The effect of taking shortcuts on projects

By Mervyn George on August 1, 2011

As a consultant I wore two hats. The first was as the freelance resource always looking for long-term project roles and contract extensions. The second was as the face of the customer looking for ways to cut down implementation time and costs while ensuring project completion and success.

Any consultant, whether a freelance individual or an outsourced consulting house, is looking to maximize their revenue from project engagements. It’s the nature of their business. Hours are billable hours and the more billable hours you have the bigger the cut you receive. The second hat requires having the customer’s interests in mind. Although I have experienced working with many colleagues who hold the customer’s interest at heart and aim to deliver the best solution they can, I have also experienced working with colleagues who would do anything to ensure they remain billable for as long as possible. The latter comes at the expense of the customer, both in the short term and in the long term. For example, I helped a customer evaluate how their system had been pieced together after the first phase of their rollout. The consultants who set up their system had introduced so much custom ABAP code for no apparent reason and with no documentation, that it was almost impossible for the in-house analysts to interpret what had been done and why it had been done. The implementation consultants had attempted to secure their involvement with this customer by not disclosing their design activities. So much for getting the cheapest consultants on board.

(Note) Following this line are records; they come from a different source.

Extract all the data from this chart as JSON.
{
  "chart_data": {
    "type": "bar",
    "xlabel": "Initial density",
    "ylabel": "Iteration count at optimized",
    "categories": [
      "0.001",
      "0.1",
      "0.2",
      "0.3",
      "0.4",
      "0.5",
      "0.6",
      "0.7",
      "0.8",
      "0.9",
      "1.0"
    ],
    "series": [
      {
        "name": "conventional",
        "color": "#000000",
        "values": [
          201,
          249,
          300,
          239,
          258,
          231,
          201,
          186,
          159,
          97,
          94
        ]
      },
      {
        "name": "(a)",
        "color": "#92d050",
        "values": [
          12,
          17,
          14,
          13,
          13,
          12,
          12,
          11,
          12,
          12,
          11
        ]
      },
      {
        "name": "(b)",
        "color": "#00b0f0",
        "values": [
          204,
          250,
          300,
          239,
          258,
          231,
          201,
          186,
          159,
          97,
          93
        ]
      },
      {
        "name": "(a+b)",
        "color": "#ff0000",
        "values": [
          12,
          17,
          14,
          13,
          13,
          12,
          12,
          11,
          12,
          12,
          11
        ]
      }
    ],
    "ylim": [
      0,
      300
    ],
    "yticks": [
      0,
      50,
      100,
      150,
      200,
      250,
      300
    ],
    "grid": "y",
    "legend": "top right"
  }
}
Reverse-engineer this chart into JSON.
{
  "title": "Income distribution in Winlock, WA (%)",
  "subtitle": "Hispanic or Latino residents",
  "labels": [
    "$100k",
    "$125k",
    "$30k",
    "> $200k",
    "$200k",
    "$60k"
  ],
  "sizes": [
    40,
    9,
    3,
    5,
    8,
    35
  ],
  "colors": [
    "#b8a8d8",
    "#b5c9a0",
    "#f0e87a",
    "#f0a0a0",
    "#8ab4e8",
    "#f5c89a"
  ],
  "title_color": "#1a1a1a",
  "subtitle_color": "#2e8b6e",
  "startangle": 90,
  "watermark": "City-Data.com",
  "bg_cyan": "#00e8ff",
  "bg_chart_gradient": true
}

There are many shortcuts project teams can take during an implementation. During solution design, they can avoid thorough evaluation of all possible solution options or simply stick with what they have done before. Sometimes this works, but in most cases you will miss out on newly released standard functionality that can be very beneficial. Lack of research leads to unnecessary custom developments that could have been solved in a less time-consuming way. Testing of new functionality can be skipped over by assuming that minor tweaks would simply work or by not performing thorough regression testing. It may seem mundane but testing everything is always a good idea, provided you have the time and resources to do so. Training efforts can be slimmed down as well, especially during schedule planning and content preparation, which affects the basic understanding of the most important people in your implementation – the users. Never underestimate the time required to prepare training content, visual guides, presentations and also to deliver the training over various skill levels and to a range of audiences in different locations.

While shortcuts seem appealing during a project they quite often have short term and long term effects. The short term effect is a delay to a project deadline, based on extra time spent to correct minor errors. The long term effect is having to continuously revisit the same flaws in your solution based on a couple of bad decisions. To repair these flaws you may have to use additional resources in trying to fix what should not have been a problem in the first place. Even worse, you could find yourself in a detrimental situation where you cannot roll out upgrades or new features because of those bad decisions. You may also need to retrain a segment of your user community.

Planning correctly is always the most important aspect of SAP implementations. In fact, we quite often observe (but usually ignore) how important planning is to most aspects of our lives. If only we could obey our logical side and not let other factors get in the way.